For the main experiments, SYTO® 9 stain and propidium iodide (PI) (Live/Dead® BacLight™ Bacterial Viability Kit, Life Technologies GmbH, Darmstadt, Germany) were selected [48]. The fluorescent agent was dissolved in a 0.9% saline (NaCl) solution to a final concentration of 0.1 nmol∙mL−1. For staining, three specimens of each examined implant material were inserted into the wells of multi-well plates (12-well plate; Greiner bio-one, Frickenhausen, Germany). After incubation with microorganisms for 2 h (37 °C, 5% CO2), the samples were stained with 2 mL SYTO® 9/PI in 0.9% NaCl in a dark chamber for 10 min at room temperature and mounted with superglue (Loctite 401, Loctite Deutschland GmbH, Munich, Germany) on slides. Microscopic analysis using the Keyence BZ-9000 Fluorescence microscope (Keyence Germany; Neu-Isenburg, Germany) followed directly afterwards. The measurement of the average fluorescence intensity of the detected microorganisms was conducted with the aid of “BZ image analysis application”, an image acquisition software based on single cell tracing algorithms. The number of microorganisms per cm2 detected in 10 randomized microscopic ocular grid fields (0.043 mm2 each) per sample was determined. The measurement was performed in duplicates and repeated twice. Representative images were acquired for demonstration of the outcomes.

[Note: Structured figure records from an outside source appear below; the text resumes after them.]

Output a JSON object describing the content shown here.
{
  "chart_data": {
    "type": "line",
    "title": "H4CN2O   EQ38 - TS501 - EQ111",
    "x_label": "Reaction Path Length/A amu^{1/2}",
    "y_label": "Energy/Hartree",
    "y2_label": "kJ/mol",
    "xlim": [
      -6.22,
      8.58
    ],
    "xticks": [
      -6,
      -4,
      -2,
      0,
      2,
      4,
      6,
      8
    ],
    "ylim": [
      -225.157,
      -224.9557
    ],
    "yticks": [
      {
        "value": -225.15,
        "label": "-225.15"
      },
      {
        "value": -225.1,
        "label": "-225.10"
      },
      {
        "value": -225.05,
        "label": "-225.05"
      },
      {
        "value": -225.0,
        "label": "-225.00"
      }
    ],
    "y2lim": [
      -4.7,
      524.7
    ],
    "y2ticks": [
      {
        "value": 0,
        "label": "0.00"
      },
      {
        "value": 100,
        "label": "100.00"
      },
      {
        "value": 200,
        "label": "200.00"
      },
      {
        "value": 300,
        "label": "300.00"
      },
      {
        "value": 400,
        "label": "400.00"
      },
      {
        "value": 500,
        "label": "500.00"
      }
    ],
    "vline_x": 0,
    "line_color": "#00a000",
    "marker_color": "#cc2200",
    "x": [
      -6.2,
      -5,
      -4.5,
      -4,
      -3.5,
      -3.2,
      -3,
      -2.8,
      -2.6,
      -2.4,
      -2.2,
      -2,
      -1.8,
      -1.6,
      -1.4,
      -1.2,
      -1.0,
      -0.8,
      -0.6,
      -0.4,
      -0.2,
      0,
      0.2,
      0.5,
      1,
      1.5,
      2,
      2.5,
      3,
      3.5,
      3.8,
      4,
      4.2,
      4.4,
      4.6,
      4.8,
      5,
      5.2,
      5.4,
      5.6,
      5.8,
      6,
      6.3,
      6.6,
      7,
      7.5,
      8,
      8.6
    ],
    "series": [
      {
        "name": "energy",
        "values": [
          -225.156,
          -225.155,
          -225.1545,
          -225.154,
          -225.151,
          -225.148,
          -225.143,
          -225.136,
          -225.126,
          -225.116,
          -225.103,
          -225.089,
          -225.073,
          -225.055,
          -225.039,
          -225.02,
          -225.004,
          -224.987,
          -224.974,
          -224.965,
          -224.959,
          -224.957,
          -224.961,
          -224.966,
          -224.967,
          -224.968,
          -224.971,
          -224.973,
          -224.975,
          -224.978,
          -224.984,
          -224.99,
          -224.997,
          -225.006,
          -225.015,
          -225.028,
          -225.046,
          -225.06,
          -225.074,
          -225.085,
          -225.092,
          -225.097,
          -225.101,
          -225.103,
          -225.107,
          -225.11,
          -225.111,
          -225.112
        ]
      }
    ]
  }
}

3.3. Scanning Electron Microscopy (SEM)

After fixation in 8% formaldehyde for 3 days at 4 °C, the specimens were dehydrated in an ascending ethanol series (30%, 50%, 70%, 80%, 90% once each and twice in 100% for 1 h). Then critical point drying (Critical Point Dryer CPD 030; Bal-Tec, Wallruf, Germany) was conducted, the samples were sputter-coated with gold/palladium in an SCD 050 coater (Bal-Tec, Wallruf, Germany) and finally examined by a Zeiss Leo 435 VP scanning electron microscope (Leo Electron Microscopy Ltd Cooperation Zeiss Leica, Cambridge, UK) at 10 kV.

3.4. Statistical Analysis

For descriptive demonstration of the data, boxplots were generated and graphically displayed, stratified by bacterial count/cm2 and material. The presence of significant differences among the different measured parameters was analyzed by one way ANOVA and Tukey test. The significance level was p ≤ 0.05. Statistical analysis was performed by IBM SPSS statistics 19.0.

4. Conclusions

The results of this in vitro study confirmed the impact of various surface characteristics on the initial bacterial adhesion. Compared to bovine enamel slabs (BES) the coated and uncoated zirconia biomaterial substrata exhibited no anti-adhesive properties when contaminated with E. faecalis, S. aureus and C. albicans for 2 h. A further improvement of the zirconia-based surface parameters towards lower surface roughness values can be recommended to reduce the risk of bacterial adhesion leading to implant failure.